Ainda não sei, mas tenho várias ideias. Primeiro, motivá-los, comprando toda a sua uva, quer seja de uma vinha mais nova ou mais velha. Já fazemos isto com muitos deles. Depois, mostrar-lhes que nós percebemos o que custa trabalhar na vinha. Também pagamos as uvas ao quilo, apesar de perdermos com isso. E nós, produtores de vinho, temos de cultivar mais a relação com as pessoas que produzem e nos entregam uva. Para mim isso surge fácil, porque eu sou “um gajo do campo”. Sou, infelizmente, “obrigado” a viver em Vila Nova de Gaia, na cidade, onde está a empresa.
Ao longo das últimas décadas, a própria Niepoort foi mudando, por exemplo, nos perfis de alguns vinhos. Como vez essas mudanças?
É importante adaptarmo-nos aos tempos, sermos flexíveis, sem radicalismos. Hoje posso estar a fazer um vinho com 10% de teor alcoólico, e amanhã um com 14%. Quando eu estava na tropa, e simulávamos situações, o meu patrão dizia-me “don’t fall in love with your plan” [não te apaixones pelo teu plano]. Porque não há só uma maneira de fazer as coisas. É muito isto.
Nós não fazemos os vinhos pelas modas. Pelo contrário, acho até que criámos algumas. No fim do dia, agimos consoante o que faz sentido para nós. E Portugal, com tanta diversidade de castas e terroirs, é um sonho para experimentar. O meu pai passou por tempos duros, houve alturas em que toda a gente queria arrancar as vinhas velhas. Hoje, as pessoas dão tudo para ter uma. Tudo muda, e nós também.
Podes afirmar, hoje, que fazes o vinho de que gostas?
Sim, sem dúvida. Sei que vou fazer coisas que agradam a umas pessoas e a outras não. Na escola, diziam-me que se devia fazer vinho para o consumidor. Mas qual deles? Há tantos… Por isso, nós fazemos os vinhos de que gostamos, e vamos encontrar as pessoas que também gostam deles. No entanto, não há ditaduras na Niepoort. Se alguém me sugere, ou ao meu pai, que devíamos fazer uma coisa de maneira diferente, nós dizemos tantas vezes “não”, como “sim”.

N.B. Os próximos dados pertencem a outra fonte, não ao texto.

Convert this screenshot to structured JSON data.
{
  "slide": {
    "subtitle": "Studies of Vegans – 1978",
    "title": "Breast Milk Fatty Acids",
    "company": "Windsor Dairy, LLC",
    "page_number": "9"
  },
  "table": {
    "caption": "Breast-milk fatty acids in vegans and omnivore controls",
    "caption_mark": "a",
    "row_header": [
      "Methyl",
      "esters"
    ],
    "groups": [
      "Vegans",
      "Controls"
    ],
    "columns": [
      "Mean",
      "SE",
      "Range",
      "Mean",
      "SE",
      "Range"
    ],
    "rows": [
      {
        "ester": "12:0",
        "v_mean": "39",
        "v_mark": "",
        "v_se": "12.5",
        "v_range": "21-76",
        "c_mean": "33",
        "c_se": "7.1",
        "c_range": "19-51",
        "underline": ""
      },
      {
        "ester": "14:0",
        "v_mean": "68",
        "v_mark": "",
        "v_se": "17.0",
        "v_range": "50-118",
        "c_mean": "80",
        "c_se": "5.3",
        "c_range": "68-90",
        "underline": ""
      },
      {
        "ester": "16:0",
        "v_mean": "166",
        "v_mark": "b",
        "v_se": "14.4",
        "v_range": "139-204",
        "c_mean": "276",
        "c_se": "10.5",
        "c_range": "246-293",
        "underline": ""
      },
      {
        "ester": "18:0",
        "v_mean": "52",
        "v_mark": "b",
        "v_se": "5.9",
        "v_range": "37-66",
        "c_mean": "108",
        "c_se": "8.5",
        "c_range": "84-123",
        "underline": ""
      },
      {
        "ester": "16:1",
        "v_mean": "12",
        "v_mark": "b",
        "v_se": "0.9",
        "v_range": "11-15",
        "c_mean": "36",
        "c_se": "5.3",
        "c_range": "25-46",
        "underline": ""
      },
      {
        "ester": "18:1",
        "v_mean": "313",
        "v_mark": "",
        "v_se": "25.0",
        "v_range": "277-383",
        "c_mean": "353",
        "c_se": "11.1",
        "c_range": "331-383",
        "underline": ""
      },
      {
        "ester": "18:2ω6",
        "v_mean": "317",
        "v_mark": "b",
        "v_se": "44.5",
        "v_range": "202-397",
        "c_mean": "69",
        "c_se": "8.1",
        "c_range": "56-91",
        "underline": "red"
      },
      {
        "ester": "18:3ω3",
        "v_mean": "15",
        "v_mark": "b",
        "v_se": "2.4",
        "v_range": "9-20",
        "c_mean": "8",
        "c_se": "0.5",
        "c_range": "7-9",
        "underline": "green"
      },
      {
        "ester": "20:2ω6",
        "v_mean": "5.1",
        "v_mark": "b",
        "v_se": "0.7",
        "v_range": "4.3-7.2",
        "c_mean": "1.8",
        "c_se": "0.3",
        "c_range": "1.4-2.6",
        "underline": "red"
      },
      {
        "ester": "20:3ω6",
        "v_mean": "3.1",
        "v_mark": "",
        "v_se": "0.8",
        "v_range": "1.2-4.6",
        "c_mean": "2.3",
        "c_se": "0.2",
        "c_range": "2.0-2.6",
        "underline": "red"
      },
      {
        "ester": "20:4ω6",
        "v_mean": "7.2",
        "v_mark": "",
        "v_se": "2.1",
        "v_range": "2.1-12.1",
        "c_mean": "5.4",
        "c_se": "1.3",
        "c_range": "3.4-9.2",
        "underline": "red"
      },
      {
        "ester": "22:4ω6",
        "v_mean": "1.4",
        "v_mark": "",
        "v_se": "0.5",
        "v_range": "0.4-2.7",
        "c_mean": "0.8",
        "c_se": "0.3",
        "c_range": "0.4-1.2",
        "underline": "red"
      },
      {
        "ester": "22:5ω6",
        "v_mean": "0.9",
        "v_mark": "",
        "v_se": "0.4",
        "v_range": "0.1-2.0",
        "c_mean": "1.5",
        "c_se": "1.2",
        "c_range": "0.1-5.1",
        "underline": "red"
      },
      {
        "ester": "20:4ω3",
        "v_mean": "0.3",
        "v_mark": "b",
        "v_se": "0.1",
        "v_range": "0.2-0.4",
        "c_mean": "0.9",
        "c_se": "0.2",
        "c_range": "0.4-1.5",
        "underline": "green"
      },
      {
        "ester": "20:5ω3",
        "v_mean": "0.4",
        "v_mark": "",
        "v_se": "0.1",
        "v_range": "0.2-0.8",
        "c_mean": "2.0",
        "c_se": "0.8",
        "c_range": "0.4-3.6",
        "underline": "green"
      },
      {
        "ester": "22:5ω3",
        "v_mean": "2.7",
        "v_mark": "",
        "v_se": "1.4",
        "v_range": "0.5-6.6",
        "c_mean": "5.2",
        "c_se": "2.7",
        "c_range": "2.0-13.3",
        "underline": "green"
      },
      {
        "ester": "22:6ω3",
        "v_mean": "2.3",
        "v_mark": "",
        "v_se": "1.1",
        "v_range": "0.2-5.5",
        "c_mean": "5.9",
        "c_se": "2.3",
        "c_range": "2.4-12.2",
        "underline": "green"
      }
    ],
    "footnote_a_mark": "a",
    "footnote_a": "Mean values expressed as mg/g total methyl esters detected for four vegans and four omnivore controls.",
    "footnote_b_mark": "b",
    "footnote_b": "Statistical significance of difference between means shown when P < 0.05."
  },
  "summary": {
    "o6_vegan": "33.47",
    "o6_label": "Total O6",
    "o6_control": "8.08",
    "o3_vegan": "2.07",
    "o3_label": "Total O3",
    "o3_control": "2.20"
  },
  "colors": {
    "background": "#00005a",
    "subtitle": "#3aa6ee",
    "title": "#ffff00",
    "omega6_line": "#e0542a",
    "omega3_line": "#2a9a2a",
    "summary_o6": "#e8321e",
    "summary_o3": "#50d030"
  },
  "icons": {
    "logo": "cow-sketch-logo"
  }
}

Quando era mais novo e ingénuo, dizia ao meu pai: “Porque é que fazes tanto vinho? Podias fazer menos e vender mais caro”. Hoje, penso de forma diferente. Tenho muito orgulho no nosso Diálogo, do qual produzimos 1,5 milhões de garrafas. É um vinho fantástico, e nem toda a gente tem possibilidade de comprar vinho caro.
Qual o vinho que mais gostas de beber, fora dos teus?
O vinho que ainda não provei. Bebo muitos desses. O estilo, não consigo dizer. Gosto de tudo, depende do momento. E, de vez em quando, também sabe bem uma cerveja…
Qual o conselho mais importante que o teu pai te deu, e que transportaste para o teu dia-a-dia?
Que tenho de ser sempre fiel a mim próprio. Parece simples mas, na verdade, na Niepoort e no mundo do vinho, todos querem que eu seja como o Dirk, e ao mesmo tempo, melhor ainda do que ele.
Tens algum conselho para um jovem que esteja a entrar no mundo do vinho?
Provar muito. E não só ler e estudar, mas sim ir ao terreno trabalhar, tocar, falar com as pessoas, questionar a razão das coisas. Isto não é só química. Também a tem, mas, acima de tudo, tem muito amor.